A testemunha de defesa afirmou que havia cadeiras no setor onde a autora trabalhava, mas que seu uso era feito por rodízio, sem prioridade para gestantes. A sentença também destacou que a unidade produtiva emprega centenas de trabalhadores e conta com veículo para emergências, mas que não foi acionado.

“Não é crível supor que a autora, nas condições debilitadas em que estava, e no oitavo mês de gestação de gêmeas, se negaria a ir ao centro médico da ré, como pretende a defesa. Ao contrário, em seu depoimento, a autora afirma que pediu atendimento médico”, enfatizou o magistrado.

Conforme o juiz, mesmo se considerada a informação trazida pela empresa de que o trabalho de parto teria demorado 3 horas, ainda assim houve tempo suficiente para disponibilizar atendimento médico adequado, o que não ocorreu.

Protocolo antidiscriminatório

A sentença também aplicou diretrizes do Protocolo para Julgamento com Perspectiva Antidiscriminatória, interseccional e Inclusiva, elaborado pelo TST sob inspiração do Protocolo com Perspectiva de Gênero do CNJ e alinhado com os Objetivos de Desenvolvimento Sustentável da ONU.

O juiz ressaltou que a autora é imigrante, mulher e gestante, reunindo camadas de vulnerabilidade que exigem do empregador maior diligência.

O magistrado citou também a Constituição e tratados internacionais como as convenções 155 e 187 da Organização Internacional do Trabalho (OIT). “As normas relativas à saúde e segurança no trabalho são de ordem pública, de indisponibilidade absoluta, e, portanto, de observância indispensável pelo empregador, o que deve ser observado com absoluta prioridade”, afirmou.

Ao fundamentar a condenação, o magistrado afirmou que o dano moral, nesse caso, é evidente e que a empresa descumpriu a obrigação constitucional e legal de assegurar segurança e saúde do trabalho. “Trata-se de ofensa de natureza gravíssima, com intensidade de sofrimento e humilhação inegáveis", escreveu o juiz ao fundamentar o valor da indenização por danos morais, fixado em R$ 150 mil.
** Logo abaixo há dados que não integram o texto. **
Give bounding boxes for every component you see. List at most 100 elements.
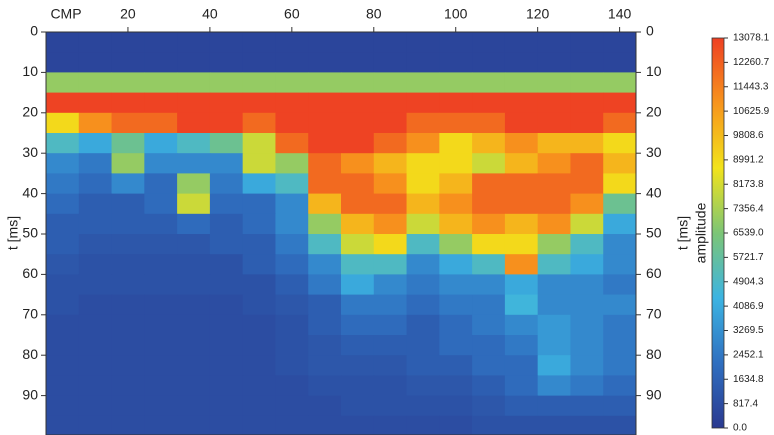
heat-cell xyxy=(504,314,539,336)
heat-cell xyxy=(504,32,539,53)
heat-cell xyxy=(406,395,440,417)
heat-cell xyxy=(209,314,244,336)
heat-cell xyxy=(373,355,408,376)
heat-cell xyxy=(406,173,440,195)
heat-cell xyxy=(406,112,440,134)
y-tick-label-right: 40 xyxy=(646,184,662,200)
heat-cell xyxy=(406,375,440,397)
heat-cell xyxy=(78,415,113,435)
heat-cell xyxy=(242,153,276,174)
heat-cell xyxy=(537,234,571,255)
heat-cell xyxy=(439,294,473,316)
heat-cell xyxy=(275,112,309,134)
heat-cell xyxy=(373,213,408,235)
x-tick-label: 120 xyxy=(526,6,550,22)
heat-cell xyxy=(341,72,375,94)
heat-cell xyxy=(373,274,408,296)
heat-cell xyxy=(144,72,178,94)
heat-cell xyxy=(209,173,244,195)
heat-cell xyxy=(341,254,375,275)
heat-cell xyxy=(46,193,80,215)
heat-cell xyxy=(373,173,408,195)
heat-cell xyxy=(209,415,244,435)
heat-cell xyxy=(78,294,113,316)
heat-cell xyxy=(111,395,145,417)
y-tick-label-right: 80 xyxy=(646,346,662,362)
heat-cell xyxy=(406,314,440,336)
heat-cell xyxy=(373,314,408,336)
y-tick-label: 60 xyxy=(22,265,38,281)
heat-cell xyxy=(341,274,375,296)
heat-cell xyxy=(406,92,440,114)
heat-cell xyxy=(144,92,178,114)
heat-cell xyxy=(242,133,276,154)
heat-cell xyxy=(472,32,506,53)
heat-cell xyxy=(439,32,473,53)
heat-cell xyxy=(308,133,342,154)
heat-cell xyxy=(439,234,473,255)
heat-cell xyxy=(242,112,276,134)
heat-cell xyxy=(439,415,473,435)
heat-cell xyxy=(341,32,375,53)
heat-cell xyxy=(603,133,636,154)
heat-cell xyxy=(275,32,309,53)
heat-cell xyxy=(111,335,145,356)
heat-cell xyxy=(308,173,342,195)
heat-cell xyxy=(209,32,244,53)
heat-cell xyxy=(603,294,636,316)
heat-cell xyxy=(439,173,473,195)
heat-cell xyxy=(504,375,539,397)
heat-cell xyxy=(242,193,276,215)
heat-cell xyxy=(603,72,636,94)
heat-cell xyxy=(570,193,604,215)
heat-cell xyxy=(46,375,80,397)
heat-cell xyxy=(78,254,113,275)
heat-cell xyxy=(177,72,211,94)
heat-cell xyxy=(537,375,571,397)
heat-cell xyxy=(209,52,244,73)
heat-cell xyxy=(439,153,473,174)
heat-cell xyxy=(504,274,539,296)
heat-cell xyxy=(439,112,473,134)
heat-cell xyxy=(504,133,539,154)
heat-cell xyxy=(144,32,178,53)
heat-cell xyxy=(537,193,571,215)
heat-cell xyxy=(406,32,440,53)
heat-cell xyxy=(111,254,145,275)
heat-cell xyxy=(504,395,539,417)
heat-cell xyxy=(341,173,375,195)
heat-cell xyxy=(46,395,80,417)
heat-cell xyxy=(570,395,604,417)
heat-cell xyxy=(242,375,276,397)
colorbar-tick-label: 817.4 xyxy=(733,398,758,409)
colorbar-tick-label: 12260.7 xyxy=(733,57,770,68)
heat-cell xyxy=(111,133,145,154)
heat-cell xyxy=(472,274,506,296)
heat-cell xyxy=(603,335,636,356)
heat-cell xyxy=(406,153,440,174)
heat-cell xyxy=(504,52,539,73)
heat-cell xyxy=(373,133,408,154)
heat-cell xyxy=(603,254,636,275)
heat-cell xyxy=(472,173,506,195)
y-tick-label: 10 xyxy=(22,63,38,79)
heat-cell xyxy=(603,193,636,215)
heat-cell xyxy=(209,193,244,215)
heat-cell xyxy=(373,375,408,397)
heat-cell xyxy=(78,112,113,134)
heat-cell xyxy=(537,32,571,53)
heat-cell xyxy=(603,355,636,376)
heat-cell xyxy=(275,213,309,235)
heat-cell xyxy=(308,274,342,296)
heat-cell xyxy=(439,355,473,376)
heat-cell xyxy=(78,274,113,296)
colorbar-tick-label: 1634.8 xyxy=(733,374,764,385)
heat-cell xyxy=(341,395,375,417)
heat-cell xyxy=(177,213,211,235)
heat-cell xyxy=(472,234,506,255)
heat-cell xyxy=(406,213,440,235)
heat-cell xyxy=(373,254,408,275)
heat-cell xyxy=(504,254,539,275)
heat-cell xyxy=(603,92,636,114)
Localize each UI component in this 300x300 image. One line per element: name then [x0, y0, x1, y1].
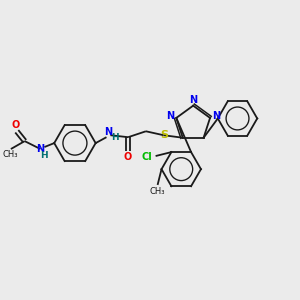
Text: CH₃: CH₃: [2, 150, 18, 159]
Text: H: H: [112, 133, 119, 142]
Text: N: N: [189, 95, 197, 105]
Text: O: O: [123, 152, 131, 162]
Text: N: N: [212, 111, 220, 121]
Text: N: N: [166, 111, 175, 121]
Text: Cl: Cl: [141, 152, 152, 162]
Text: N: N: [104, 127, 112, 137]
Text: N: N: [36, 144, 44, 154]
Text: S: S: [160, 130, 169, 140]
Text: H: H: [40, 152, 48, 160]
Text: O: O: [12, 120, 20, 130]
Text: CH₃: CH₃: [150, 187, 165, 196]
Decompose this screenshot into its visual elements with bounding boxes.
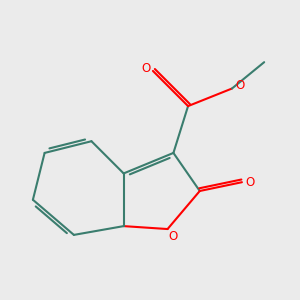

A decisão levou em conta também a exposição da funcionária a sofrimento físico e emocional extremo, em local público, à vista de colegas, e a ampla repercussão do caso na imprensa.

O juiz também reconheceu que a omissão da empresa tornou insustentável a manutenção do vínculo empregatício, caracterizando a rescisão indireta do contrato. Com isso, a trabalhadora terá direito ao pagamento de aviso-prévio, 13º salário, férias, FGTS com multa de 40% e acesso ao seguro-desemprego.

O juiz rejeitou a tese da empresa que apontou abandono de emprego da trabalhadora após o período de licença-maternidade. “A grave e injustificável omissão da ré é suficiente para tornar insuportável a manutenção do vínculo, caracterizando a justa causa patronal”, concluiu.